La questione di legittimità non è mai stata portato davanti al parlamento perché è avvenuta
la conversione del limite di legittimità in limite di merito: per evitare le tentazioni di fare cose
che mettano a repentaglio l’interesse nazionale, alle regioni viene tolta la competenza di
poterle fare. Il limite si trasforma da limite di merito a limite di competenza che viene
riconosciuto anche dalla Corte costituzionale.

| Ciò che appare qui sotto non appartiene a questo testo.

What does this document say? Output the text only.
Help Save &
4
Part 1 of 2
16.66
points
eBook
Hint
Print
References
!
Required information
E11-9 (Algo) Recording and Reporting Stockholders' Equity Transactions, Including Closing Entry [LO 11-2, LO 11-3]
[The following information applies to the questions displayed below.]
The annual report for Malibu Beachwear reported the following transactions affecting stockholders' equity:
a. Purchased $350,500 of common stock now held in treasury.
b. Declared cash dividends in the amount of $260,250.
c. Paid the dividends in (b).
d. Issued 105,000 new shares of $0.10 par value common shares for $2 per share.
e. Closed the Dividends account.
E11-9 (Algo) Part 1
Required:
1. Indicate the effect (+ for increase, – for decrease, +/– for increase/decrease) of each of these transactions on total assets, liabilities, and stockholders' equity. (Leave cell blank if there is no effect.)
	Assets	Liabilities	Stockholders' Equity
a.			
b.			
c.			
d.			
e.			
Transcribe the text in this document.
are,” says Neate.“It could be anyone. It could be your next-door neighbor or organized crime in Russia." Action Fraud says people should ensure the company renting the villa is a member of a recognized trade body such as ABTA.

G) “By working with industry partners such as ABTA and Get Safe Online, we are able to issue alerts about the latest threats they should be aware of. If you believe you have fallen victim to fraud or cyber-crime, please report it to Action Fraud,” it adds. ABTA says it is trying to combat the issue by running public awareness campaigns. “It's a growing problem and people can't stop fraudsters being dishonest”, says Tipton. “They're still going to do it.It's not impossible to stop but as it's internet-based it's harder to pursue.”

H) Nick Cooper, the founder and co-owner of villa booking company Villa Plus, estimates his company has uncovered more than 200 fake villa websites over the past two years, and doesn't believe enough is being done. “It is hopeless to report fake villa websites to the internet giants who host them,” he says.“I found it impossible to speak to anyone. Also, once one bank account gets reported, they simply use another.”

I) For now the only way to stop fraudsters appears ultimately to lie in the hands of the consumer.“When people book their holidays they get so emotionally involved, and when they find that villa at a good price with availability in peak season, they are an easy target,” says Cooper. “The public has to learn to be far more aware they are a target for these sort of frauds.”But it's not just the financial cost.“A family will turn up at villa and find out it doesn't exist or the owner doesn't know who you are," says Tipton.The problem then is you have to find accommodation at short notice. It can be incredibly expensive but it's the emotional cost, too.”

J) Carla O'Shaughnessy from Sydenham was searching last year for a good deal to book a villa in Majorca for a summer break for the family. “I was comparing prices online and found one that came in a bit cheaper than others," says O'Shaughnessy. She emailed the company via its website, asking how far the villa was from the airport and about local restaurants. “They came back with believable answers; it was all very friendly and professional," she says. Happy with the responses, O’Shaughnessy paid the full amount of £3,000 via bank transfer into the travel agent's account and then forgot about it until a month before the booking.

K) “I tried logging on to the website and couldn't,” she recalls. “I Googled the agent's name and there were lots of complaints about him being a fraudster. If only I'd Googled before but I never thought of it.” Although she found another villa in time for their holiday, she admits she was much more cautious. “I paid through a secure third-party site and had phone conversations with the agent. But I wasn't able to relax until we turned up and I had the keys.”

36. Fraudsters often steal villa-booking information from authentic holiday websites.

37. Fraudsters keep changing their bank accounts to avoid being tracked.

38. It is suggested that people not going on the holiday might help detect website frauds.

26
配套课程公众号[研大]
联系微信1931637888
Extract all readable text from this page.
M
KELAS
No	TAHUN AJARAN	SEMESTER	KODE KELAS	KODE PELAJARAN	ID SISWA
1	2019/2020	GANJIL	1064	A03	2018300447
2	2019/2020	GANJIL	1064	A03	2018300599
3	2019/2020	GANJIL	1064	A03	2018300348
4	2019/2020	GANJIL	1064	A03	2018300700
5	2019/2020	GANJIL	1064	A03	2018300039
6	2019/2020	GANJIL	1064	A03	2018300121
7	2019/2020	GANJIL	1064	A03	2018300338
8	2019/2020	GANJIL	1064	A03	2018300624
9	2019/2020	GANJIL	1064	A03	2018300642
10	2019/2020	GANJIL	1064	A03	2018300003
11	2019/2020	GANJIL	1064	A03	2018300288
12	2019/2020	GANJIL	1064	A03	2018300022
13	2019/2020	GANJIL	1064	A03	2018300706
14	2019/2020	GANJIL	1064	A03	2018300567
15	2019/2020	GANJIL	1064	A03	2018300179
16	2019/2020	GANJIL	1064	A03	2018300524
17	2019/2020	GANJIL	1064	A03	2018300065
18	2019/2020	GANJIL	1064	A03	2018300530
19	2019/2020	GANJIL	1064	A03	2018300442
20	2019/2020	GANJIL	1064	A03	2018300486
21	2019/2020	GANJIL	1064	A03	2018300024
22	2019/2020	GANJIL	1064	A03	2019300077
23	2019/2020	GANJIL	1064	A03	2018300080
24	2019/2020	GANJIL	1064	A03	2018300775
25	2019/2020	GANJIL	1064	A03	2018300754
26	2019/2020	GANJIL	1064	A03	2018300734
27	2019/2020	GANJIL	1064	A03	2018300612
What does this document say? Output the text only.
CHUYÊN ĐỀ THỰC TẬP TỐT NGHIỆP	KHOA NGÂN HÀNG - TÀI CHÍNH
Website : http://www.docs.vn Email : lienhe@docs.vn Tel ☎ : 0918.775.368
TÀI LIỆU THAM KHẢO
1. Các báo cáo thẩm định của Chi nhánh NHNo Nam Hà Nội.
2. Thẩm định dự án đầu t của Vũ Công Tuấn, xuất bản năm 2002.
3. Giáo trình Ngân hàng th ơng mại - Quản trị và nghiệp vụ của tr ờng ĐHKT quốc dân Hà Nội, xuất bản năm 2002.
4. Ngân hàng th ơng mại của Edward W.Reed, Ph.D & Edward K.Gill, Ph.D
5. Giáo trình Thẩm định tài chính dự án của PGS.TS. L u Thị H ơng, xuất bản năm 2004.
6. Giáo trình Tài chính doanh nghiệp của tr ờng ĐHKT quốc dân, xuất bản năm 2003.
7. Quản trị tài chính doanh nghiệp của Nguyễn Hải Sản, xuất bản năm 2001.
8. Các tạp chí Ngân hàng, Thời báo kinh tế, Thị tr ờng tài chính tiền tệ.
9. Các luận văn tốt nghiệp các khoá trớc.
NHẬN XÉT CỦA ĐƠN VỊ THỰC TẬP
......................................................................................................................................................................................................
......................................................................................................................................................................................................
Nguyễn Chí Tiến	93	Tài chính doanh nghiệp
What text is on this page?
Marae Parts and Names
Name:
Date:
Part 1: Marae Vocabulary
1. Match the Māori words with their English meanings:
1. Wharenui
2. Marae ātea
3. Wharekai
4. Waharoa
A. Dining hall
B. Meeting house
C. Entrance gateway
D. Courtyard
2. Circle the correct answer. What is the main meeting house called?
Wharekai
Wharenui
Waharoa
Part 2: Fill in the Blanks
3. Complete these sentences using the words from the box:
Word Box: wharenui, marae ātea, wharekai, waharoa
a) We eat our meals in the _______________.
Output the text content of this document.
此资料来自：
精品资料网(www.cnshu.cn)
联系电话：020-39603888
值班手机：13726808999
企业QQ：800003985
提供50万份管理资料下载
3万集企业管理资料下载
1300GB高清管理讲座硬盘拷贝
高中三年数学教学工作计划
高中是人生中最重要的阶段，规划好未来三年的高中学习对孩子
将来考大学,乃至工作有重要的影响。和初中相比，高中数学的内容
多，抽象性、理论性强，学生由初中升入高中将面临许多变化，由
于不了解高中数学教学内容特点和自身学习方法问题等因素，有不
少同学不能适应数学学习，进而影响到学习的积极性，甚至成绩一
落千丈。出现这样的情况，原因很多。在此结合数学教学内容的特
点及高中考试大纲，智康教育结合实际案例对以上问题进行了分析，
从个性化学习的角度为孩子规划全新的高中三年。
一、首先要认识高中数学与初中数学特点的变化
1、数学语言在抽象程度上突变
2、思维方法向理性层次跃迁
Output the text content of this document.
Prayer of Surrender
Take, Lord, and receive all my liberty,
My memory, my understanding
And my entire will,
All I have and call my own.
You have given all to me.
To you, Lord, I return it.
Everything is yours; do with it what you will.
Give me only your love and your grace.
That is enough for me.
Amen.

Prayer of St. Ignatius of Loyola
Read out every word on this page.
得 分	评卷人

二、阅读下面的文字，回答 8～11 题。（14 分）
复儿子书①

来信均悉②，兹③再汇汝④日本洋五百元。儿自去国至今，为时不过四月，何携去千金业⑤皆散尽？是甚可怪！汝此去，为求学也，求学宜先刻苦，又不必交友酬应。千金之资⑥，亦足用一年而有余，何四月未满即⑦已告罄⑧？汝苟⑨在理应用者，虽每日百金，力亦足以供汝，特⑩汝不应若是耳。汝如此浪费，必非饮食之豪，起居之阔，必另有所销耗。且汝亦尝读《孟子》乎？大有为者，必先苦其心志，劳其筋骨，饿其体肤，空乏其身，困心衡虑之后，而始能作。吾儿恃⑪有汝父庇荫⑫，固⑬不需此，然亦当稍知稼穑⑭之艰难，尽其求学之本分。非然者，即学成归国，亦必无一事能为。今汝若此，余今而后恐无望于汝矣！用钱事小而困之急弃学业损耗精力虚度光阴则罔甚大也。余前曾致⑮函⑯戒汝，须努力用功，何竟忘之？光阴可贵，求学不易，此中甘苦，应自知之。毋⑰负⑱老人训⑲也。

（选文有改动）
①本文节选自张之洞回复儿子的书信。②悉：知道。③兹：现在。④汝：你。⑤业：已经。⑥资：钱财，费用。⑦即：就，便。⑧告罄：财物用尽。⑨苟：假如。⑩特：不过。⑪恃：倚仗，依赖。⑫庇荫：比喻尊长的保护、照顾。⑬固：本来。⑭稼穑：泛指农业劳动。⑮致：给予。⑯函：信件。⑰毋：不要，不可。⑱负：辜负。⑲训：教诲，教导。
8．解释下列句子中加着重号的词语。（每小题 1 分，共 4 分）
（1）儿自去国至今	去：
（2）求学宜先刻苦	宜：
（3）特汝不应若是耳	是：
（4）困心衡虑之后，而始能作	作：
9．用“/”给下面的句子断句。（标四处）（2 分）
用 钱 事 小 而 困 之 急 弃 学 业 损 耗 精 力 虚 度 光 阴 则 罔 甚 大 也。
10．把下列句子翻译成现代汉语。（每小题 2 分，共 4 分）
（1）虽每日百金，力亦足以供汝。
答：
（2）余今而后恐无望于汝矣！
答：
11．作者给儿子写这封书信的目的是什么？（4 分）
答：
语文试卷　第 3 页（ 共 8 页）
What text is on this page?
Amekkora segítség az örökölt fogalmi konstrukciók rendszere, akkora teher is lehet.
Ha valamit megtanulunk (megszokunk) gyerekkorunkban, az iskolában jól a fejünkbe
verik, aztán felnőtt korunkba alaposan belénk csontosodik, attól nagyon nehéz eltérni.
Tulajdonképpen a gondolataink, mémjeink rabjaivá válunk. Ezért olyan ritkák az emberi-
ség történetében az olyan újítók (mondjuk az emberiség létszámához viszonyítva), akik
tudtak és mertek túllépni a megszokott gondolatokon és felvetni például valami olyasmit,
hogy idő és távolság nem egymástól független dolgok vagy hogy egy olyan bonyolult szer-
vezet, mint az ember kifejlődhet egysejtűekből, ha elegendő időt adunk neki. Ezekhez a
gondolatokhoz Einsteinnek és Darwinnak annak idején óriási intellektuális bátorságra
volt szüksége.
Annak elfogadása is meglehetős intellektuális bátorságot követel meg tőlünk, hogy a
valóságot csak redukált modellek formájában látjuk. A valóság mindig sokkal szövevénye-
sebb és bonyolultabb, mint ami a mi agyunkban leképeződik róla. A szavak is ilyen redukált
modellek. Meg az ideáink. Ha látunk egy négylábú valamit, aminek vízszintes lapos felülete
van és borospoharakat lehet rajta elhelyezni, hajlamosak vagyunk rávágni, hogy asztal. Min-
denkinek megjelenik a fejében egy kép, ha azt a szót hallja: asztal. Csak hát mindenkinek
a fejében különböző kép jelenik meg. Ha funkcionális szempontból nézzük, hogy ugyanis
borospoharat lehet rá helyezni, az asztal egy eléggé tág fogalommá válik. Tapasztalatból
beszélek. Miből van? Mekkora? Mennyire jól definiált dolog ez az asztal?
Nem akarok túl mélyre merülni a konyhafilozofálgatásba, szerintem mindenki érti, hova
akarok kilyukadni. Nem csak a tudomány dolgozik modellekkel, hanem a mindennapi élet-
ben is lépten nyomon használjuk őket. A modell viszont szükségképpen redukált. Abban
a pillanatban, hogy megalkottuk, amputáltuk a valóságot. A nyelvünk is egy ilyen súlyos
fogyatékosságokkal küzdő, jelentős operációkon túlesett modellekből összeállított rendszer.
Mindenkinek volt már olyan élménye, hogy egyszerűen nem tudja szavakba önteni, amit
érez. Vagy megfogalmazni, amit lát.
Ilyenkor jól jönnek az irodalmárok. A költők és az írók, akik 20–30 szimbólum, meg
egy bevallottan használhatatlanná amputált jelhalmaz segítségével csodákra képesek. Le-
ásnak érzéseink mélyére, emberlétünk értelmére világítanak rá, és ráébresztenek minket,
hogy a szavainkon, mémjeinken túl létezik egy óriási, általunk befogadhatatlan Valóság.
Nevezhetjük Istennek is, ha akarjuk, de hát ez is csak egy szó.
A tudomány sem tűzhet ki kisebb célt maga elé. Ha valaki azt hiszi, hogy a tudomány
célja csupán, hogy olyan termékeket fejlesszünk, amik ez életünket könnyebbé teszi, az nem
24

La corte lega l’interesse nazionale all’art 5 della costituzione: sentenza 39/1971 limite serve
a unificare.
Sentenza 138/1972: non si può dire che le materie elencate dal 117 sono limitate dal fatto che
debbono essere per forza di interesse regionale.
Il limite dell’interesse nazionale si salda, prima del 2001 con la funzione di indirizzo e
coordinamento: funzione prevista dalla prima legge di delega per il trasferimento delle prime
funzioni alle regioni.
Funzione di indirizzo e coordinamento: si esercitava con il dpcm. Nasceva come atto
totalmente unilaterale da parte dello stato, ma in tempi più recenti finiva per diventare un atto
negoziato con le regioni (legge Bassanini 59/97: fissava un ruolo della conferenza stato regione
nell’adozione degli atti di indirizzo e coordinamento).

L’interesse nazionale è completamente sparito dopo la riforma del 2001, ciò vale a dire che non c’è
una clausola generale di supremazia dello stato nei confronti della regione, così è sparita anche la
funzione di indirizzo e coordinamento.

Dopo il 2001 la funzione è necessaria per la Corte, ma non ha più la struttura dell’interesse
nazionale quindi quali sono gli strumenti che tengono insieme il sistema, cosa ha sostituito
l’interesse nazionale?
Sentenza Corte 30 gennaio 10 febbraio ‘97, n. 18  questa sentenza riguarda l’ammissibilità di un
referendum abrogativo di iniziativa regionale.
È una sentenza di poco successiva al più grosso trasferimento di funzioni alle regioni sulla base
delle leggi Bassanini (terza ondata) le regioni devono assumere funzioni più ampie rispetto al
passato, ciò aveva determinato alcune regioni ad assumere un’iniziativa referendaria che voleva
colpire la funzione di indirizzo e coordinamento (abrogazione funzioni legislative che prevedevano
indirizzo e coordinamento).
Sentenza di inammissibilità del referendum da parte della Corte, perché l’indirizzo e
coordinamento era un “riassuntone” degli altri limiti: il referendum è inammissibile perché è una
funzione costituzionalmente necessaria/obbligatoria ma non costituzionalmente vincolata (non si
può eliminare perché strettamente collegata all’art 5 cost.), però la funzione di indirizzo e
coordinamento non è l’unica funzione di unità dello stato ma ce ne sono altri.